Epoche 3: Deutsche Bundesbahn und Deutsche Reichsbahn (1949 bis 1993)
Im Mai 1949 entstand aus den drei Westzonen die Bundesrepublik Deutschland (BRD). Wenige Monate später wurde auf dem Gebiet der damaligen Sowjetischen Besatzungszone die Deutsche Demokratische Republik (DDR) gegründet. Damit war die Teilung Deutschland endgültig besiegelt. Während in den Westgebieten die Deutsche Reichsbahn in Deutsche Bundesbahn umbenannt wurde, behielt sie in der sowjetischen Besatzungszone die Bezeichnung aus statusrechtlichen Gründen bei.
Neustart der Deutschen Reichsbahn in der DDR
In der DDR war der Neustart als Folge der durch den Krieg zerstörten Bahnanlagen ausgesprochen schwierig. Auch hatte die sowjetische Besatzungsmacht ganze Bahnstrecken demontiert und zusammen mit Eisenbahnfahrzeugen als Reparationsleistungen in die UdSSR abtransportiert. Die Abriegelung der innerdeutschen Grenzen im Jahre 1952 führte zu einer weitgehenden Beendigung des Zugverkehrs in den Westen. Zur Umfahrung West-Berlins wurden die noch fehlenden Abschnitte des Berliner Außenrings ergänzt. Die Deutsche Reichsbahn erhielt von den Westalliierten die Zustimmung, die S-Bahn auch im West-Teil Berlins zu betreiben.

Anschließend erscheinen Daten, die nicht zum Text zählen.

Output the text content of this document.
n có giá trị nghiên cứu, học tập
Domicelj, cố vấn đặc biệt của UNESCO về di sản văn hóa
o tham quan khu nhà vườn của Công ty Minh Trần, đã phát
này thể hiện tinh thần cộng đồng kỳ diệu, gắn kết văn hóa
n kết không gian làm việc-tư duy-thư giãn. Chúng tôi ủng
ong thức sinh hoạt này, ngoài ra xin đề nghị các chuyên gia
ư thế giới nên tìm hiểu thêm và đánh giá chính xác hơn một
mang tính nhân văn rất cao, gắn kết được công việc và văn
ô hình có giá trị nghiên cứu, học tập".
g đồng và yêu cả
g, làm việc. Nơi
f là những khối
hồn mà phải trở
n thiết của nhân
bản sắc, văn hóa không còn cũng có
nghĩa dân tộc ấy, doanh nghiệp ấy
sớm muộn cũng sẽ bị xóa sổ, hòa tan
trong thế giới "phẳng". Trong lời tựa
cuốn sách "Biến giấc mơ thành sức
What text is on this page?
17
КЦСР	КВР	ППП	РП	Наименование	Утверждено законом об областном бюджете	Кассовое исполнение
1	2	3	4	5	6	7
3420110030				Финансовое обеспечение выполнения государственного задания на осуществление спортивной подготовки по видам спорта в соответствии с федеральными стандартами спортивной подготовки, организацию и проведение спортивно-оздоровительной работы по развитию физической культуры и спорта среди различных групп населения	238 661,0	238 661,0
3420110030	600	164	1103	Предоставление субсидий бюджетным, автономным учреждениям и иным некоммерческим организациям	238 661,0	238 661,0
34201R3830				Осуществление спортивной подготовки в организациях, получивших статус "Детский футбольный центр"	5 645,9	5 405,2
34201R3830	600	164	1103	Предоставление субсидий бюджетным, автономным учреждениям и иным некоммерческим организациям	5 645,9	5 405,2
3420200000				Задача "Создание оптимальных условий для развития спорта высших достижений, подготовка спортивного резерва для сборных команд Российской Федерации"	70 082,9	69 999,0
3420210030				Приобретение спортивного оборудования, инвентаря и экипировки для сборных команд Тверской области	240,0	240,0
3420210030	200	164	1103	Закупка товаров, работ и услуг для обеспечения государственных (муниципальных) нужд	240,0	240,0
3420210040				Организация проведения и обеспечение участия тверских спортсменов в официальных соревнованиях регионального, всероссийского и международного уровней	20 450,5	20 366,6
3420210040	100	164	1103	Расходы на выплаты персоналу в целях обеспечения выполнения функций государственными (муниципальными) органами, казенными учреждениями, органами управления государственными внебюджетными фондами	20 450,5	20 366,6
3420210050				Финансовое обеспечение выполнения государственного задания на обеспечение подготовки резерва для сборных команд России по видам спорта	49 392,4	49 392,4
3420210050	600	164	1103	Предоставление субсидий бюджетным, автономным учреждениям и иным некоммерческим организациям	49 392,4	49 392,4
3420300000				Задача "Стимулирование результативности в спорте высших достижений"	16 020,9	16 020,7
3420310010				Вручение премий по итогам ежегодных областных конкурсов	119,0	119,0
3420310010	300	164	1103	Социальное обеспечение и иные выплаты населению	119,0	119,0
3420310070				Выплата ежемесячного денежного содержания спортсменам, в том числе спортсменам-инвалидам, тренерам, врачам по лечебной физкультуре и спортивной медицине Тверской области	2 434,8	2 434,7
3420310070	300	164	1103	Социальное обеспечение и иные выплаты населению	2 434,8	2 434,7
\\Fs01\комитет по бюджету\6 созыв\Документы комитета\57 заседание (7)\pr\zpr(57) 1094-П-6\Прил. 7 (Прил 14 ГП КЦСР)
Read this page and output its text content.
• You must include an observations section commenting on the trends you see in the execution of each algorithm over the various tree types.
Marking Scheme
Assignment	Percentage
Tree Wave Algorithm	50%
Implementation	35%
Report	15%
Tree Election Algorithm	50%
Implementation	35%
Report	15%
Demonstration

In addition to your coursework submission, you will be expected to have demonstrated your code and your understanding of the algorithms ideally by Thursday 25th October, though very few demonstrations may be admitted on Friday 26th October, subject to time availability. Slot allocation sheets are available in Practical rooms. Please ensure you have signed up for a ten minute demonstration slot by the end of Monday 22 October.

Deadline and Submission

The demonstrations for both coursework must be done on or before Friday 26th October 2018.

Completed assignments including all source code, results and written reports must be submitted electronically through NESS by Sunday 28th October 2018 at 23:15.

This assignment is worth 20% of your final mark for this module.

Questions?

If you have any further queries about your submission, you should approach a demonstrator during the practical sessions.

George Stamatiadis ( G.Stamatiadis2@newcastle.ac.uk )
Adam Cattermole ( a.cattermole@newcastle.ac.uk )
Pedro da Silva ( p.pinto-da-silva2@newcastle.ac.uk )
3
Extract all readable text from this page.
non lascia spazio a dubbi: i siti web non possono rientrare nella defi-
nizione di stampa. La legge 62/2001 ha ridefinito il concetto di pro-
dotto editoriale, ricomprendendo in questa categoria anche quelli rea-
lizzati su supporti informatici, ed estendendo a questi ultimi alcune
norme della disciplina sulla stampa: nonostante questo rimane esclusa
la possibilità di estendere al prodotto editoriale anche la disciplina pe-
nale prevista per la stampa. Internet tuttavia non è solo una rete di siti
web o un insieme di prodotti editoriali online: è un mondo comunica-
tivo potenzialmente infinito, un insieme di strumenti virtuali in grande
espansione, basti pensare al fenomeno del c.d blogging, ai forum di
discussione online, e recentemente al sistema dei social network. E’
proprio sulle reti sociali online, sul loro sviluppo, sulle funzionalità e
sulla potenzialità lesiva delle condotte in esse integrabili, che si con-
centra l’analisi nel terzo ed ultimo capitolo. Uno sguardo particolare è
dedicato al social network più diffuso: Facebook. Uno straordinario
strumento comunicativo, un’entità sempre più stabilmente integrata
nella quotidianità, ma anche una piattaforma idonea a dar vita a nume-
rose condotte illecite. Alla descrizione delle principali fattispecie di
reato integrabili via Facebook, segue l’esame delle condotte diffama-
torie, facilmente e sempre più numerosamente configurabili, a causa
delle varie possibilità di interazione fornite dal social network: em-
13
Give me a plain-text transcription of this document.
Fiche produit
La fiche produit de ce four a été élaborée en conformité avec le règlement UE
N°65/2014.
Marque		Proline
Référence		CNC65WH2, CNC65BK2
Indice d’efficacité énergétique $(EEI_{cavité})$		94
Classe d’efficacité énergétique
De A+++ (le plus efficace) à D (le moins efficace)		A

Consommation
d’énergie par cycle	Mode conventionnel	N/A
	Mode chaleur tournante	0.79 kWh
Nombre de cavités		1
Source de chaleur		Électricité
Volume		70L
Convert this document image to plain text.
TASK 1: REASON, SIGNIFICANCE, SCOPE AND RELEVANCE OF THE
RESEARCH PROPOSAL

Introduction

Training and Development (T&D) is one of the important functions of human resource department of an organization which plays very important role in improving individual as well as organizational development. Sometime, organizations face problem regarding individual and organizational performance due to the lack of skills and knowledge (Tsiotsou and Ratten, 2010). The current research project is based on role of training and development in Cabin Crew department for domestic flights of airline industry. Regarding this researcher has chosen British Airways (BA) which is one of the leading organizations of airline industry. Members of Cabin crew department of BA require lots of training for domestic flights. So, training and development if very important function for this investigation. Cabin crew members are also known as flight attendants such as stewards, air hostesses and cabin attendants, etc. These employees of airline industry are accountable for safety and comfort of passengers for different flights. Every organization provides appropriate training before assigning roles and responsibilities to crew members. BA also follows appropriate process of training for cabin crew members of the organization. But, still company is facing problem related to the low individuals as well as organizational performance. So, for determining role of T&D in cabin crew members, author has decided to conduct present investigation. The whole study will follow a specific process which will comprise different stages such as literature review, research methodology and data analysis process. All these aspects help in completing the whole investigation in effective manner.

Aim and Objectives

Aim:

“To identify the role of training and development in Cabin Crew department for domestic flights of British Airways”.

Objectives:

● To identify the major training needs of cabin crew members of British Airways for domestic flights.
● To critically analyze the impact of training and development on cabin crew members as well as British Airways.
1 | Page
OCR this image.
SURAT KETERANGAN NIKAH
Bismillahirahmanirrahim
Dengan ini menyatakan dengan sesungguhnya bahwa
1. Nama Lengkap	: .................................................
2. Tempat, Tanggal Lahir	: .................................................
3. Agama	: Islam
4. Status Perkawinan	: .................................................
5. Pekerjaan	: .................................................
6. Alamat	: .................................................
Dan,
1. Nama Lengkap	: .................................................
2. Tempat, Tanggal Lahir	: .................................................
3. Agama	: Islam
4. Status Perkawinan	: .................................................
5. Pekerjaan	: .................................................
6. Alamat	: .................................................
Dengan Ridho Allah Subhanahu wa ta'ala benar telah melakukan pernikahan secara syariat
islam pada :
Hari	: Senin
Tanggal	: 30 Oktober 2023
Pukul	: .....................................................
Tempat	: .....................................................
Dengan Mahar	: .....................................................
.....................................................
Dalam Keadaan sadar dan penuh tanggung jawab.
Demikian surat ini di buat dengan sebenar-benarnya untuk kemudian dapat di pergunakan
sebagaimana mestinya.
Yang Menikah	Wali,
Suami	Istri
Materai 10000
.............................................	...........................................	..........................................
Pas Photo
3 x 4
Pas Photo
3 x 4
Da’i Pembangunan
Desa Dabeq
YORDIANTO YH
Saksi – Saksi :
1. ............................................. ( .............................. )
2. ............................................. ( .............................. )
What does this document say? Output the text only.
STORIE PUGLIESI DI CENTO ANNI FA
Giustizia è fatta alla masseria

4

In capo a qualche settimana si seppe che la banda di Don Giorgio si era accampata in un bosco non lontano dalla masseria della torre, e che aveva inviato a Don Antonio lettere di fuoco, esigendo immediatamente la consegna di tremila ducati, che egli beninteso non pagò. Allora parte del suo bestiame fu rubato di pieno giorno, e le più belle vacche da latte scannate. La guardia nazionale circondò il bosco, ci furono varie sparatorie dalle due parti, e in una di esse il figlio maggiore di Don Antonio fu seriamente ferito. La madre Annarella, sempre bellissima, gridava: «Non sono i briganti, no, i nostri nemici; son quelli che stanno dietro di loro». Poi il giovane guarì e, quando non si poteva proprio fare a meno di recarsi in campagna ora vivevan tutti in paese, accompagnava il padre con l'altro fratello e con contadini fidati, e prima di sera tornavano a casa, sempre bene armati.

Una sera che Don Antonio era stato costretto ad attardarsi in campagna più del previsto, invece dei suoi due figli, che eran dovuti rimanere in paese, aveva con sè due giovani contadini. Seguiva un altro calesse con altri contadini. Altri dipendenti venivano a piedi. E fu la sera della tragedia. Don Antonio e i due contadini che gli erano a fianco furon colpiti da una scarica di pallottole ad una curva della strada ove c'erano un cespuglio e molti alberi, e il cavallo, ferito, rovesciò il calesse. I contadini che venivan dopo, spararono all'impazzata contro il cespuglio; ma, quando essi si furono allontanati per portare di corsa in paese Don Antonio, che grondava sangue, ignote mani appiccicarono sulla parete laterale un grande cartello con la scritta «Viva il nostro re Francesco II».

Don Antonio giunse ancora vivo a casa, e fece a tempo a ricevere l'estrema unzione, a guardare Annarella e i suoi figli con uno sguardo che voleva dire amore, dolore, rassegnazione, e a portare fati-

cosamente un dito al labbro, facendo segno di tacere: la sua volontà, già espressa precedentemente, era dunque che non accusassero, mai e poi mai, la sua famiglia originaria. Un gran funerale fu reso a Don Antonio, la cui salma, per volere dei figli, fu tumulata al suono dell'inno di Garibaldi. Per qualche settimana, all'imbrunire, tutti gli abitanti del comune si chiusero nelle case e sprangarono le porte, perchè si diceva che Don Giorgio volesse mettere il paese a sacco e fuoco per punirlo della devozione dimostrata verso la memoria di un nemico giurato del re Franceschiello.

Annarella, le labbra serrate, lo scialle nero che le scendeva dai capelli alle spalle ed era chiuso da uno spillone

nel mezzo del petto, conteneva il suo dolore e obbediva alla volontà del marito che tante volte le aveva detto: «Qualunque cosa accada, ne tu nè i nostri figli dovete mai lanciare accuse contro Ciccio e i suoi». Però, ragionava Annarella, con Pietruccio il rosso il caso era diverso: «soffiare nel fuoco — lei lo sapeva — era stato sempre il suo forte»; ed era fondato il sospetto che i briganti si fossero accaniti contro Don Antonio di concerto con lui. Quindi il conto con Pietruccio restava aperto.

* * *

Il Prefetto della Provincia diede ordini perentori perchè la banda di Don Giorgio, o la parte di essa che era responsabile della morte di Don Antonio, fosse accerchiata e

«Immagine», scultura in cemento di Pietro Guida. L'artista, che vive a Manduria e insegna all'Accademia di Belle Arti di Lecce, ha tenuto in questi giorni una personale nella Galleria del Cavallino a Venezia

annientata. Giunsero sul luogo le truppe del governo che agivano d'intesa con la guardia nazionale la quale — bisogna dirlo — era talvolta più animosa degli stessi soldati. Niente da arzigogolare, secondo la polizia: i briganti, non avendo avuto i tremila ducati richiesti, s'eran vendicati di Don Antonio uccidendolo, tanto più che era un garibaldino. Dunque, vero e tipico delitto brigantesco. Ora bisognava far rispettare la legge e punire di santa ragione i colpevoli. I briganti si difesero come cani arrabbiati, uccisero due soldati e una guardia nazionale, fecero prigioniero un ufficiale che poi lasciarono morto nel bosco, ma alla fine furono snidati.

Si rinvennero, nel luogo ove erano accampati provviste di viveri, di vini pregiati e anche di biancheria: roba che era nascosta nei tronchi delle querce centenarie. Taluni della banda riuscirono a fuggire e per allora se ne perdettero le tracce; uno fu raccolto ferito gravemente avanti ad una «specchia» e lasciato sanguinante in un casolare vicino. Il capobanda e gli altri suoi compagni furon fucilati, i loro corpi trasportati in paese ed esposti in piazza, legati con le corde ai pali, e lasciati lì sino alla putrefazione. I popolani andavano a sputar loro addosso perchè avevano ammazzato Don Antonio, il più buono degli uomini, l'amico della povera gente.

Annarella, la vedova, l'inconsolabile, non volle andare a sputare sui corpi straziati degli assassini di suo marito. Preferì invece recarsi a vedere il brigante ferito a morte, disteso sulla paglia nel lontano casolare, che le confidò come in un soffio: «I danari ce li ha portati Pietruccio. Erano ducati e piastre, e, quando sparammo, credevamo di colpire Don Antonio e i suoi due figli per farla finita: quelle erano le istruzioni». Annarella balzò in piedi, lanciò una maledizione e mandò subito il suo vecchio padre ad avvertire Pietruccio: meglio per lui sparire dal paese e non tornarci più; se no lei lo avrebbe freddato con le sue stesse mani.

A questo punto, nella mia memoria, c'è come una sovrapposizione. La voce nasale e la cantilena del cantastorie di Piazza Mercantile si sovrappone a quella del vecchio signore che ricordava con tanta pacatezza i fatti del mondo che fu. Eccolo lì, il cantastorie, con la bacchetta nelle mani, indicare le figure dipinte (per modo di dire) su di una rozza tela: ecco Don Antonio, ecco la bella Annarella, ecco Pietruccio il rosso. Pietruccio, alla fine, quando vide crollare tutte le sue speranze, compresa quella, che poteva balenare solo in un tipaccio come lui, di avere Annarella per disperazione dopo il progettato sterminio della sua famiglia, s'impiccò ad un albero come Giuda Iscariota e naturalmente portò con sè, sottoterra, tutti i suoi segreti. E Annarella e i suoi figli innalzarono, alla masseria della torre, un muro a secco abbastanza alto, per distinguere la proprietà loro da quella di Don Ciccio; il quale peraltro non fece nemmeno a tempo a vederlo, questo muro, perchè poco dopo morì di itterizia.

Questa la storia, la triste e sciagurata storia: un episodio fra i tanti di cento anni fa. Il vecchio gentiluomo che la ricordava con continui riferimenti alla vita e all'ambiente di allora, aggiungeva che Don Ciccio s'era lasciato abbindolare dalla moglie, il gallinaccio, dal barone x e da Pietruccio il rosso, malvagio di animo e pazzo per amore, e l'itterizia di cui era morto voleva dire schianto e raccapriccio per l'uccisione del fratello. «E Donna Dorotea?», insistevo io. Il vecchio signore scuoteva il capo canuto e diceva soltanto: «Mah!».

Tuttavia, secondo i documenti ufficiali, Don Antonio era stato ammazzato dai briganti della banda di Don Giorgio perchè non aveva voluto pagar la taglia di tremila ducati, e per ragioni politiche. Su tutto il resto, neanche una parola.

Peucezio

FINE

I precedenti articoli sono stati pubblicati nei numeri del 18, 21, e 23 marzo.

Deutsche Bundesbahn/Bundesbahngesetz
Nach der Schaffung der Bundesrepublik Deutschland hatte der Bundesminister für Verkehr, bei dem die Aufsicht über das gesamte Verkehrswesen liegt, mit Erlass vom 11. Oktober 1949 die Errichtung der Deutschen Bundesbahn (DB) proklamiert. Hiermit war zunächst die formelle Einheit der Eisenbahnen in der Bundesrepublik nach dem Grundgesetz geschaffen.
Das Bundesbahngesetz (BbG) vom 13. Dezember 1951 beendete für den Bereich der Bundesrepublik die wechselvolle Entwicklung, die die Deutsche Reichsbahn seit 1945 durchzumachen hatte. Damit erhielten die Eisenbahnen der Bundesrepublik wieder einen einheitlichen Aufbau. Nach diesem Gesetz verwaltete die Bundesrepublik Deutschland unter dem Namen „Deutsche Bundesbahn“ das Bundeseisenbahnvermögen als nicht rechtsfähiges Sondervermögen des Bundes mit eigener Wirtschafts- und Rechnungsführung.
Die drei Stufen der Bahnreform (Quelle: Vortrag 20 Jahre Bahnreform von Dr. Klaus Vornhusen (5. Ingenieurtag des VDEI 2014))[/caption]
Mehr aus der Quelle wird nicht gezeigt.